"Veganer Zoo" in Stuttgart entlarvt: Satire löst Debatten über Tierschutz aus
Isabella Reinhardt"Veganer Zoo" in Stuttgart entlarvt: Satire löst Debatten über Tierschutz aus
Ein veganer Zoo in Stuttgart sorgt für Schlagzeilen – doch die Geschichte entpuppt sich als Satire
Kürzlich machte eine Meldung über einen veganen Zoo in Stuttgart die Runde. Das ungewöhnliche Konzept beschrieb einen Park ohne Tiere, der stattdessen nur Pflanzen und attrappenhafte Gehege wie ein "Banane-Habitat" oder eine "Tofu-Zone" bieten sollte. Auf den ersten Blick wirkte dies wie ein mutiger, neuer Ansatz im Artenschutz.

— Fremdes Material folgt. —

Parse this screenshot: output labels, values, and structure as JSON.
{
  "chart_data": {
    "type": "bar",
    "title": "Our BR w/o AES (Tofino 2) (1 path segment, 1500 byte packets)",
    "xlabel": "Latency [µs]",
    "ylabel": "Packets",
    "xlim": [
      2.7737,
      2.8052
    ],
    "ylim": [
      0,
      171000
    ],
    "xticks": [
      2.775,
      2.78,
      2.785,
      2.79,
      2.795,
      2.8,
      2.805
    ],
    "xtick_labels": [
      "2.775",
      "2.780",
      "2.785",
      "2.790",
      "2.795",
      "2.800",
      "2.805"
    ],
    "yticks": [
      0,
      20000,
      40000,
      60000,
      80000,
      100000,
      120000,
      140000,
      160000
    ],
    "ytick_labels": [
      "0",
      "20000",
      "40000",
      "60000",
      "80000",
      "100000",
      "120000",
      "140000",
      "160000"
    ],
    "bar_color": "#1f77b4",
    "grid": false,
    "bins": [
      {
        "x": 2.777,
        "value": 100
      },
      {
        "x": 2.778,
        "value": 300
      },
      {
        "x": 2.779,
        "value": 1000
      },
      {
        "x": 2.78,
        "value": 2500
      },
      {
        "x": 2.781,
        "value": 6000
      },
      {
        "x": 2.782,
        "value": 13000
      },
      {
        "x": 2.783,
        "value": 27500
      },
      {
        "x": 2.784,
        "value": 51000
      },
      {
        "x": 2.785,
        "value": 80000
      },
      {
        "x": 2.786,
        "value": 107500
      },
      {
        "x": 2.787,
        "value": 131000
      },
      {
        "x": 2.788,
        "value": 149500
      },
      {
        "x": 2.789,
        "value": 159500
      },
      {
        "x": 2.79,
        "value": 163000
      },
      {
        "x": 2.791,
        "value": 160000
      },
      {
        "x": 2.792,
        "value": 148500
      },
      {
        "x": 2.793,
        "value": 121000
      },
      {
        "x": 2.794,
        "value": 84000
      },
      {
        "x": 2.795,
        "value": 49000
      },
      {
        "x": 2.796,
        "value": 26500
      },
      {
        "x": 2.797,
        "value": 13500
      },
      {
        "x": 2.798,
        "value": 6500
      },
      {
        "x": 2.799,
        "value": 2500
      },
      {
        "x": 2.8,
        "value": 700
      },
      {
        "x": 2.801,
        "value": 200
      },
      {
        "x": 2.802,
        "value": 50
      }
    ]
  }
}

Die Idee eines Zoos ohne Tiere verbreitete sich rasant im Netz. Berichte sprachen von spielerischen Attraktionen wie einem "Banane-Gehege" oder einem "Tofu-Gehege", die herkömmliche Tierhabitate imitieren sollten. Die Geschichte knüpfte sogar an größere Trends an: Veganismus liegt im Aufwind – rund 1,5 Millionen Menschen in Deutschland ernähren sich mittlerweile pflanzlich. Auch die Produktion von Fleischersatzprodukten erreichte 2024 mit 126.500 Tonnen einen neuen Höchststand und unterstreicht damit den Wandel.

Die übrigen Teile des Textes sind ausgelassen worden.